I turned to watch the beautiful backsides of these women as they entered the shop and I continued to watch them as they spoke amongst themselves trying to decide what to order.
The first to order stood up to the counter and completely ignored the customary Sa wat dee ka and immediately began to babble.
With her head tilted up to look at the menu board she said “Ya Ya I want a coffee. Perked not instant I don’t like that instant coffee. I also want some milk with my coffee not coffee mate cause that stuff is bad for you. Real milk, skim if you have it but 2% will do if that is all you’ve got. Oh and I want some sort of bun not a donut but something more like a croissant. What have you got like that? You got anything like that?”
The more the woman spoke the less I heard. The less she interested me. My gaze shifted to the shop owner and as I looked into her eyes I could, for a brief moment, see what she was thinking and I completely agreed with her.

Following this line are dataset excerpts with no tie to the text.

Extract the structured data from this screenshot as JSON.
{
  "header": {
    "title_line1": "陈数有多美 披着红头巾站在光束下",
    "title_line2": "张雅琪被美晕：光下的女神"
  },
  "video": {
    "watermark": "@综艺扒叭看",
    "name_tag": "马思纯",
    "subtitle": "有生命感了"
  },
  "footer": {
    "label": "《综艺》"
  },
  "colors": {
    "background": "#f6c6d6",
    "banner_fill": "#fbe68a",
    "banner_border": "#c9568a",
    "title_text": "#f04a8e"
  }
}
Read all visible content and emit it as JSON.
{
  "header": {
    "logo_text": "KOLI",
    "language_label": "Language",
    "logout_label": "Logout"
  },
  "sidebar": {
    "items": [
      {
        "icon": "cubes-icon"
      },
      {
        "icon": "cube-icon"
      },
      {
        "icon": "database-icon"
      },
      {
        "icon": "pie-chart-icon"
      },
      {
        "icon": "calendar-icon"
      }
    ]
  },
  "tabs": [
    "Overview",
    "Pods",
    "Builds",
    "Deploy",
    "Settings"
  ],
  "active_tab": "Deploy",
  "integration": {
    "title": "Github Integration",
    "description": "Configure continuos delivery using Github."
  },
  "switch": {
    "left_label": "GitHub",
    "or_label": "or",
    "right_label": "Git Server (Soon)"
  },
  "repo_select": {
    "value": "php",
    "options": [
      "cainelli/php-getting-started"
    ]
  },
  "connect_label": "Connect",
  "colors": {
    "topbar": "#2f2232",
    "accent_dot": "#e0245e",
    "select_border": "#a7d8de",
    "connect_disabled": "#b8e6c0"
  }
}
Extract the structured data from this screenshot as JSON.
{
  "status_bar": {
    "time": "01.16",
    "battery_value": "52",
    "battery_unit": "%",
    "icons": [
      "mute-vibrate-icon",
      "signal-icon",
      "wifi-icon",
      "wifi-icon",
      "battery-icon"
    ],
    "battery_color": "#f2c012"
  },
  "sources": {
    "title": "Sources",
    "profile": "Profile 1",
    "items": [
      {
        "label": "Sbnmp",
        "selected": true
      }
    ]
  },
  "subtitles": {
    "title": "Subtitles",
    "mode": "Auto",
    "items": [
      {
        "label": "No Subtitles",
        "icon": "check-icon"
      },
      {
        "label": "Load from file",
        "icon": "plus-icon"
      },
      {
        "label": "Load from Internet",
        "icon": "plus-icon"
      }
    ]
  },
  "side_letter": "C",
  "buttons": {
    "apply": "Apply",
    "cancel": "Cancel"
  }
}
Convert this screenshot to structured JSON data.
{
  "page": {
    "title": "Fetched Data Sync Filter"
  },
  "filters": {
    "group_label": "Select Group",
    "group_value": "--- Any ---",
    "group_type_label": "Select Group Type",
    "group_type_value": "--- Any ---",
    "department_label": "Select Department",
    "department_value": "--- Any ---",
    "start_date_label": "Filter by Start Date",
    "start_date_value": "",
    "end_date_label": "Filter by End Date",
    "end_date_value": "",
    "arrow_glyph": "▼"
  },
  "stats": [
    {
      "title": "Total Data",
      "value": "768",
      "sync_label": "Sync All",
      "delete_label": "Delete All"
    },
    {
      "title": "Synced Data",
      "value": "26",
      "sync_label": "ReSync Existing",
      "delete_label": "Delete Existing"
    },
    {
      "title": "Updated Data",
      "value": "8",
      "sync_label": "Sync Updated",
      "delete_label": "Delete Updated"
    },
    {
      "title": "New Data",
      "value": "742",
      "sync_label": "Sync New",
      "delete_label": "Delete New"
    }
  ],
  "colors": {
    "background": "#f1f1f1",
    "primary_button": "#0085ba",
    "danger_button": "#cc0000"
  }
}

Her eyes said, “Lady what in the world are you talking about? Why in the world would you think I speak English? You do realize that we are in rural northern Thailand don’t you? Oh you poor foolish lady.”
Our eyes then met and they spoke to each other.
She said, “Did catch all that?”.
“Yes, sorry I don’t know what to say.” And I shrugged my shoulders.
To which she replied, “Ah mai bhen rai no worries” and smiled that lovely smile.

We said more without speaking than the woman, who had now finished ordering, had.
As I turned my chair to once again face outside. I noticed now that in front of me the fog had lifted and then behind me I heard the Thai woman say.
“Americano lon?”

I smiled.
Perhaps the fog inside was lifting also.